Im Jahr 2020 wurde die neue Dauerausstellung in Sobibor in einem neu errichteten Museumsgebäude nach langjährigen Arbeiten und archäolgischen Untersuchungen eingeweiht. Das Museum ist seitdem ganzjährig geöffnet. Das Gelände der Gedenkstätte mit den Massengräbern blieb aufgrund der Arbeiten jedoch weiterhin für Besucher*innen geschlossen. In einem letzten Bauabschnitt wird zurzeit eine bis zu 2.80 Meter hohe Mauer gebaut, die den letzten Weg der Opfer zu den Gaskammern entlang führt sowie das Gräberfeld umfassen wird. Auch werden die Fundamente der ehemaligen Gaskammer mit einer Glasplatte im Boden für Besucher*innen sichtbar gemacht. Nach Abschluss dieser letzten Arbeiten soll die Gedenkstätte endgültig eröffnet werden. Geplant ist dies nach Auskunft der Gedenkstätte zum 79. Jahrestag des Aufstands der jüdischen Gefangenen im Mordlager, am 14. Oktober 2022.

Im September 2021 wurde die Gedenkallee aufgelöst. Der Weg, entlang dessen die Gedenksteine lagen, besteht seitdem nicht mehr – die Bäume wurden gefällt. Die Gedenksteine wurden von ihrem bisherigen Ort in der Allee weggeholt und an einem Platz auf dem Gedenkstättengelände zwischengelagert.

Als Mitinitiatoren mussten wir mit schwerem Herzen akzeptieren, dass die Gedenkallee seit September 2021 nicht mehr existiert. Gleichzeitig begrüßen wir die Entscheidung, die Gedenksteine selbst an einen neuen Ort in der Gedenkstätte zu legen. Den Planungen der Gedenkstätte Sobibor nach sollen die Namensschilder der 312 Gedenksteine zum 14. Oktober 2022 ersetzt und die Steine selbst entlang des Wegs vom Gräberfeld zum Museum gelegt sein.

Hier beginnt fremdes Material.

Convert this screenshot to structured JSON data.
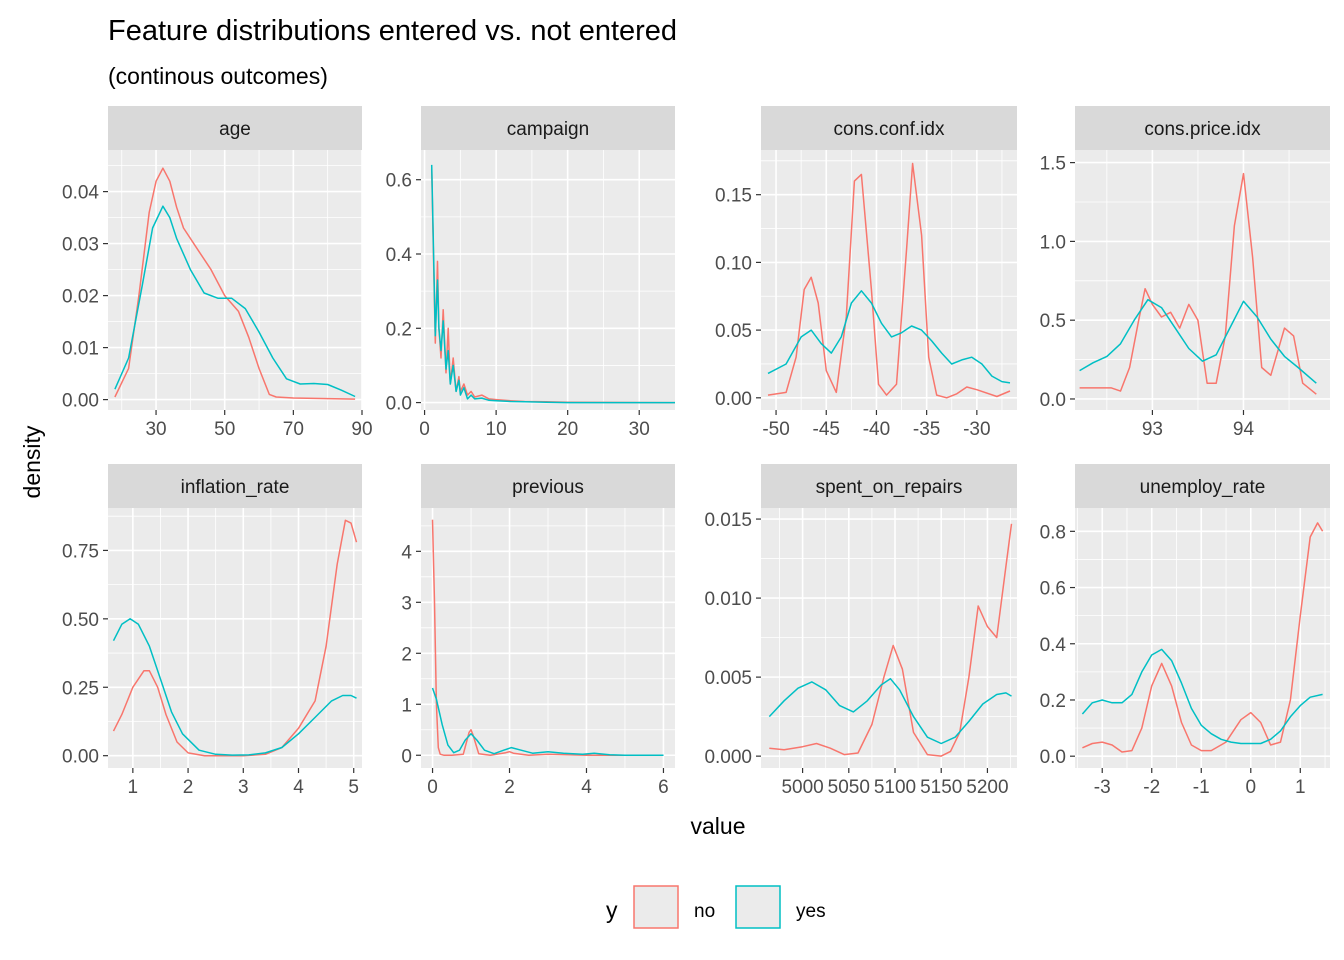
{
  "title": "Feature distributions entered vs. not entered",
  "subtitle": "(continous outcomes)",
  "xlabel": "value",
  "ylabel": "density",
  "legend": {
    "title": "y",
    "items": [
      {
        "label": "no",
        "color": "#F8766D"
      },
      {
        "label": "yes",
        "color": "#00BFC4"
      }
    ]
  },
  "colors": {
    "no": "#F8766D",
    "yes": "#00BFC4",
    "panel_bg": "#EBEBEB",
    "strip_bg": "#D9D9D9",
    "grid": "#FFFFFF"
  },
  "chart_data": [
    {
      "type": "line",
      "name": "age",
      "xlim": [
        16,
        90
      ],
      "ylim": [
        -0.002,
        0.048
      ],
      "xticks": [
        30,
        50,
        70,
        90
      ],
      "xtick_labels": [
        "30",
        "50",
        "70",
        "90"
      ],
      "yticks": [
        0,
        0.01,
        0.02,
        0.03,
        0.04
      ],
      "ytick_labels": [
        "0.00",
        "0.01",
        "0.02",
        "0.03",
        "0.04"
      ],
      "series": [
        {
          "name": "no",
          "x": [
            18,
            22,
            25,
            28,
            30,
            32,
            34,
            36,
            38,
            42,
            46,
            50,
            54,
            57,
            60,
            63,
            65,
            70,
            80,
            88
          ],
          "y": [
            0.0005,
            0.006,
            0.02,
            0.036,
            0.042,
            0.0445,
            0.042,
            0.037,
            0.033,
            0.029,
            0.025,
            0.02,
            0.017,
            0.012,
            0.006,
            0.001,
            0.0005,
            0.0003,
            0.0002,
            0.0001
          ]
        },
        {
          "name": "yes",
          "x": [
            18,
            22,
            26,
            29,
            32,
            34,
            36,
            40,
            44,
            48,
            52,
            56,
            60,
            64,
            68,
            72,
            76,
            80,
            84,
            88
          ],
          "y": [
            0.002,
            0.008,
            0.022,
            0.033,
            0.0372,
            0.035,
            0.031,
            0.025,
            0.0205,
            0.0195,
            0.0195,
            0.0175,
            0.013,
            0.008,
            0.004,
            0.003,
            0.0031,
            0.0029,
            0.0018,
            0.0006
          ]
        }
      ]
    },
    {
      "type": "line",
      "name": "campaign",
      "xlim": [
        -0.5,
        35
      ],
      "ylim": [
        -0.02,
        0.68
      ],
      "xticks": [
        0,
        10,
        20,
        30
      ],
      "xtick_labels": [
        "0",
        "10",
        "20",
        "30"
      ],
      "yticks": [
        0,
        0.2,
        0.4,
        0.6
      ],
      "ytick_labels": [
        "0.0",
        "0.2",
        "0.4",
        "0.6"
      ],
      "series": [
        {
          "name": "no",
          "x": [
            1,
            1.2,
            1.5,
            1.8,
            2,
            2.3,
            2.6,
            3,
            3.3,
            3.6,
            4,
            4.4,
            4.8,
            5,
            5.5,
            6,
            6.5,
            7,
            8,
            9,
            10,
            12,
            14,
            17,
            20,
            35
          ],
          "y": [
            0.63,
            0.43,
            0.16,
            0.38,
            0.2,
            0.12,
            0.25,
            0.08,
            0.2,
            0.05,
            0.12,
            0.03,
            0.07,
            0.03,
            0.05,
            0.02,
            0.03,
            0.015,
            0.02,
            0.01,
            0.008,
            0.005,
            0.003,
            0.002,
            0.001,
            0.0
          ]
        },
        {
          "name": "yes",
          "x": [
            1,
            1.2,
            1.5,
            1.8,
            2,
            2.3,
            2.6,
            3,
            3.3,
            3.6,
            4,
            4.4,
            4.8,
            5,
            5.5,
            6,
            6.5,
            7,
            8,
            9,
            10,
            12,
            14,
            17,
            20,
            35
          ],
          "y": [
            0.64,
            0.45,
            0.18,
            0.33,
            0.2,
            0.14,
            0.22,
            0.09,
            0.14,
            0.05,
            0.1,
            0.03,
            0.06,
            0.02,
            0.04,
            0.01,
            0.02,
            0.01,
            0.012,
            0.006,
            0.005,
            0.003,
            0.002,
            0.001,
            0.0,
            0.0
          ]
        }
      ]
    },
    {
      "type": "line",
      "name": "cons.conf.idx",
      "xlim": [
        -51.5,
        -26
      ],
      "ylim": [
        -0.009,
        0.183
      ],
      "xticks": [
        -50,
        -45,
        -40,
        -35,
        -30
      ],
      "xtick_labels": [
        "-50",
        "-45",
        "-40",
        "-35",
        "-30"
      ],
      "yticks": [
        0,
        0.05,
        0.1,
        0.15
      ],
      "ytick_labels": [
        "0.00",
        "0.05",
        "0.10",
        "0.15"
      ],
      "series": [
        {
          "name": "no",
          "x": [
            -50.8,
            -49,
            -48,
            -47.2,
            -46.5,
            -45.8,
            -45,
            -44,
            -43,
            -42.2,
            -41.5,
            -40.5,
            -39.8,
            -39,
            -38,
            -37,
            -36.4,
            -35.5,
            -34.8,
            -34,
            -33,
            -32,
            -31,
            -30,
            -28,
            -26.7
          ],
          "y": [
            0.002,
            0.004,
            0.03,
            0.08,
            0.089,
            0.07,
            0.02,
            0.004,
            0.06,
            0.16,
            0.165,
            0.08,
            0.01,
            0.002,
            0.01,
            0.11,
            0.173,
            0.12,
            0.03,
            0.002,
            0.0,
            0.003,
            0.008,
            0.006,
            0.001,
            0.005
          ]
        },
        {
          "name": "yes",
          "x": [
            -50.8,
            -49,
            -47.5,
            -46.5,
            -45.5,
            -44.5,
            -43.5,
            -42.5,
            -41.5,
            -40.5,
            -39.5,
            -38.5,
            -37.5,
            -36.5,
            -35.5,
            -34.5,
            -33.5,
            -32.5,
            -31.5,
            -30.5,
            -29.5,
            -28.5,
            -27.5,
            -26.7
          ],
          "y": [
            0.018,
            0.025,
            0.045,
            0.05,
            0.04,
            0.033,
            0.045,
            0.07,
            0.079,
            0.07,
            0.055,
            0.045,
            0.048,
            0.053,
            0.05,
            0.042,
            0.033,
            0.025,
            0.028,
            0.03,
            0.025,
            0.016,
            0.012,
            0.011
          ]
        }
      ]
    },
    {
      "type": "line",
      "name": "cons.price.idx",
      "xlim": [
        92.15,
        94.95
      ],
      "ylim": [
        -0.07,
        1.58
      ],
      "xticks": [
        93,
        94
      ],
      "xtick_labels": [
        "93",
        "94"
      ],
      "yticks": [
        0,
        0.5,
        1.0,
        1.5
      ],
      "ytick_labels": [
        "0.0",
        "0.5",
        "1.0",
        "1.5"
      ],
      "series": [
        {
          "name": "no",
          "x": [
            92.2,
            92.4,
            92.55,
            92.65,
            92.75,
            92.85,
            92.92,
            93.0,
            93.1,
            93.2,
            93.3,
            93.4,
            93.5,
            93.6,
            93.7,
            93.8,
            93.9,
            94.0,
            94.1,
            94.2,
            94.3,
            94.45,
            94.55,
            94.65,
            94.8
          ],
          "y": [
            0.07,
            0.07,
            0.07,
            0.05,
            0.2,
            0.5,
            0.7,
            0.6,
            0.52,
            0.55,
            0.45,
            0.6,
            0.5,
            0.1,
            0.1,
            0.4,
            1.1,
            1.43,
            0.9,
            0.2,
            0.15,
            0.45,
            0.4,
            0.1,
            0.03
          ]
        },
        {
          "name": "yes",
          "x": [
            92.2,
            92.35,
            92.5,
            92.65,
            92.8,
            92.95,
            93.1,
            93.25,
            93.4,
            93.55,
            93.7,
            93.85,
            94.0,
            94.15,
            94.3,
            94.45,
            94.6,
            94.8
          ],
          "y": [
            0.18,
            0.23,
            0.27,
            0.35,
            0.5,
            0.63,
            0.58,
            0.45,
            0.32,
            0.24,
            0.28,
            0.45,
            0.62,
            0.52,
            0.38,
            0.27,
            0.2,
            0.1
          ]
        }
      ]
    },
    {
      "type": "line",
      "name": "inflation_rate",
      "xlim": [
        0.55,
        5.15
      ],
      "ylim": [
        -0.045,
        0.905
      ],
      "xticks": [
        1,
        2,
        3,
        4,
        5
      ],
      "xtick_labels": [
        "1",
        "2",
        "3",
        "4",
        "5"
      ],
      "yticks": [
        0,
        0.25,
        0.5,
        0.75
      ],
      "ytick_labels": [
        "0.00",
        "0.25",
        "0.50",
        "0.75"
      ],
      "series": [
        {
          "name": "no",
          "x": [
            0.65,
            0.8,
            1.0,
            1.2,
            1.3,
            1.45,
            1.6,
            1.8,
            2.0,
            2.3,
            2.6,
            3.0,
            3.4,
            3.7,
            4.0,
            4.3,
            4.5,
            4.7,
            4.85,
            4.95,
            5.05
          ],
          "y": [
            0.09,
            0.15,
            0.25,
            0.31,
            0.31,
            0.25,
            0.15,
            0.05,
            0.01,
            0.0,
            0.0,
            0.0,
            0.005,
            0.03,
            0.1,
            0.2,
            0.4,
            0.7,
            0.86,
            0.85,
            0.78
          ]
        },
        {
          "name": "yes",
          "x": [
            0.65,
            0.8,
            0.95,
            1.1,
            1.3,
            1.5,
            1.7,
            1.9,
            2.2,
            2.5,
            2.8,
            3.1,
            3.4,
            3.7,
            4.0,
            4.3,
            4.6,
            4.8,
            4.95,
            5.05
          ],
          "y": [
            0.42,
            0.48,
            0.5,
            0.48,
            0.4,
            0.28,
            0.16,
            0.08,
            0.02,
            0.005,
            0.002,
            0.003,
            0.01,
            0.03,
            0.08,
            0.14,
            0.2,
            0.22,
            0.22,
            0.21
          ]
        }
      ]
    },
    {
      "type": "line",
      "name": "previous",
      "xlim": [
        -0.3,
        6.3
      ],
      "ylim": [
        -0.25,
        4.85
      ],
      "xticks": [
        0,
        2,
        4,
        6
      ],
      "xtick_labels": [
        "0",
        "2",
        "4",
        "6"
      ],
      "yticks": [
        0,
        1,
        2,
        3,
        4
      ],
      "ytick_labels": [
        "0",
        "1",
        "2",
        "3",
        "4"
      ],
      "series": [
        {
          "name": "no",
          "x": [
            0,
            0.05,
            0.1,
            0.15,
            0.2,
            0.3,
            0.5,
            0.8,
            0.95,
            1.0,
            1.05,
            1.2,
            1.5,
            1.9,
            2.0,
            2.1,
            2.5,
            3.0,
            4.0,
            6.0
          ],
          "y": [
            4.62,
            3.0,
            1.0,
            0.15,
            0.02,
            0.0,
            0.0,
            0.02,
            0.45,
            0.5,
            0.4,
            0.03,
            0.0,
            0.05,
            0.07,
            0.04,
            0.0,
            0.02,
            0.0,
            0.0
          ]
        },
        {
          "name": "yes",
          "x": [
            0,
            0.1,
            0.25,
            0.4,
            0.55,
            0.7,
            0.85,
            1.0,
            1.15,
            1.35,
            1.6,
            1.85,
            2.05,
            2.3,
            2.6,
            3.0,
            3.4,
            3.9,
            4.2,
            4.6,
            5.0,
            6.0
          ],
          "y": [
            1.32,
            1.1,
            0.6,
            0.2,
            0.05,
            0.1,
            0.3,
            0.42,
            0.3,
            0.1,
            0.03,
            0.1,
            0.15,
            0.1,
            0.04,
            0.07,
            0.04,
            0.02,
            0.04,
            0.01,
            0.0,
            0.0
          ]
        }
      ]
    },
    {
      "type": "line",
      "name": "spent_on_repairs",
      "xlim": [
        4955,
        5232
      ],
      "ylim": [
        -0.00075,
        0.0157
      ],
      "xticks": [
        5000,
        5050,
        5100,
        5150,
        5200
      ],
      "xtick_labels": [
        "5000",
        "5050",
        "5100",
        "5150",
        "5200"
      ],
      "yticks": [
        0,
        0.005,
        0.01,
        0.015
      ],
      "ytick_labels": [
        "0.000",
        "0.005",
        "0.010",
        "0.015"
      ],
      "series": [
        {
          "name": "no",
          "x": [
            4964,
            4980,
            5000,
            5015,
            5030,
            5045,
            5060,
            5075,
            5088,
            5098,
            5108,
            5120,
            5135,
            5150,
            5160,
            5170,
            5180,
            5190,
            5200,
            5210,
            5220,
            5226
          ],
          "y": [
            0.0005,
            0.0004,
            0.0006,
            0.0008,
            0.0005,
            0.0001,
            0.0002,
            0.002,
            0.005,
            0.007,
            0.0055,
            0.0015,
            0.0001,
            0.0,
            0.0003,
            0.0015,
            0.005,
            0.0095,
            0.0082,
            0.0075,
            0.012,
            0.0147
          ]
        },
        {
          "name": "yes",
          "x": [
            4964,
            4980,
            4995,
            5010,
            5025,
            5040,
            5055,
            5070,
            5085,
            5095,
            5105,
            5120,
            5135,
            5150,
            5165,
            5180,
            5195,
            5210,
            5220,
            5226
          ],
          "y": [
            0.0025,
            0.0035,
            0.0043,
            0.0047,
            0.0042,
            0.0032,
            0.0028,
            0.0035,
            0.0045,
            0.0049,
            0.0042,
            0.0025,
            0.0012,
            0.0008,
            0.0012,
            0.0022,
            0.0033,
            0.0039,
            0.004,
            0.0038
          ]
        }
      ]
    },
    {
      "type": "line",
      "name": "unemploy_rate",
      "xlim": [
        -3.55,
        1.6
      ],
      "ylim": [
        -0.042,
        0.883
      ],
      "xticks": [
        -3,
        -2,
        -1,
        0,
        1
      ],
      "xtick_labels": [
        "-3",
        "-2",
        "-1",
        "0",
        "1"
      ],
      "yticks": [
        0,
        0.2,
        0.4,
        0.6,
        0.8
      ],
      "ytick_labels": [
        "0.0",
        "0.2",
        "0.4",
        "0.6",
        "0.8"
      ],
      "series": [
        {
          "name": "no",
          "x": [
            -3.4,
            -3.2,
            -3.0,
            -2.8,
            -2.6,
            -2.4,
            -2.2,
            -2.0,
            -1.8,
            -1.6,
            -1.4,
            -1.2,
            -1.0,
            -0.8,
            -0.5,
            -0.2,
            0.0,
            0.2,
            0.4,
            0.6,
            0.8,
            1.0,
            1.2,
            1.35,
            1.45
          ],
          "y": [
            0.03,
            0.045,
            0.05,
            0.04,
            0.015,
            0.02,
            0.1,
            0.25,
            0.33,
            0.25,
            0.12,
            0.04,
            0.02,
            0.02,
            0.05,
            0.13,
            0.155,
            0.12,
            0.04,
            0.05,
            0.2,
            0.5,
            0.78,
            0.83,
            0.8
          ]
        },
        {
          "name": "yes",
          "x": [
            -3.4,
            -3.2,
            -3.0,
            -2.8,
            -2.6,
            -2.4,
            -2.2,
            -2.0,
            -1.8,
            -1.6,
            -1.4,
            -1.2,
            -1.0,
            -0.8,
            -0.6,
            -0.4,
            -0.2,
            0.0,
            0.2,
            0.4,
            0.6,
            0.8,
            1.0,
            1.2,
            1.45
          ],
          "y": [
            0.15,
            0.19,
            0.2,
            0.19,
            0.19,
            0.22,
            0.3,
            0.36,
            0.38,
            0.34,
            0.26,
            0.17,
            0.11,
            0.08,
            0.06,
            0.05,
            0.045,
            0.045,
            0.045,
            0.06,
            0.09,
            0.14,
            0.18,
            0.21,
            0.22
          ]
        }
      ]
    }
  ]
}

In der Zukunft soll es dann auch wieder möglich sein, neue Gedenksteine aufzustellen. Dies war in den letzten acht Jahren leider nicht mehr möglich gewesen. Zum Ende des Jahres 2022 hin hat die Gedenkstätte Sobibor Gespräche in Aussicht gestellt, in denen über die Modalitäten für ein erneutes Aufstellen von Steinen gesprochen werden soll. Dann soll beispielsweise die Frage besprochen werden, wie viele Steine jährlich hinzukommen können und wie dies praktisch umgesetzt werden kann.

Bisher gibt es zu unserem Bedauern in der Dauerausstellung oder im Museum kein Informationsmaterial über die Gedenksteine in Sobibor. Auch wurde keine Zwischenlösung angestrebt, die ermöglicht hätte, dass die Steine bis zur Wiedereröffnung im Herbst 2022 für Besucher*innen des ehemaligen Mordlagers zugänglich sind. Wir werden uns aber dafür einsetzen, dass Besucher*innen der Gedenkstätte die Gedenksteine sehen können und sich im Museum über das Projekt der Gedenksteine informieren können.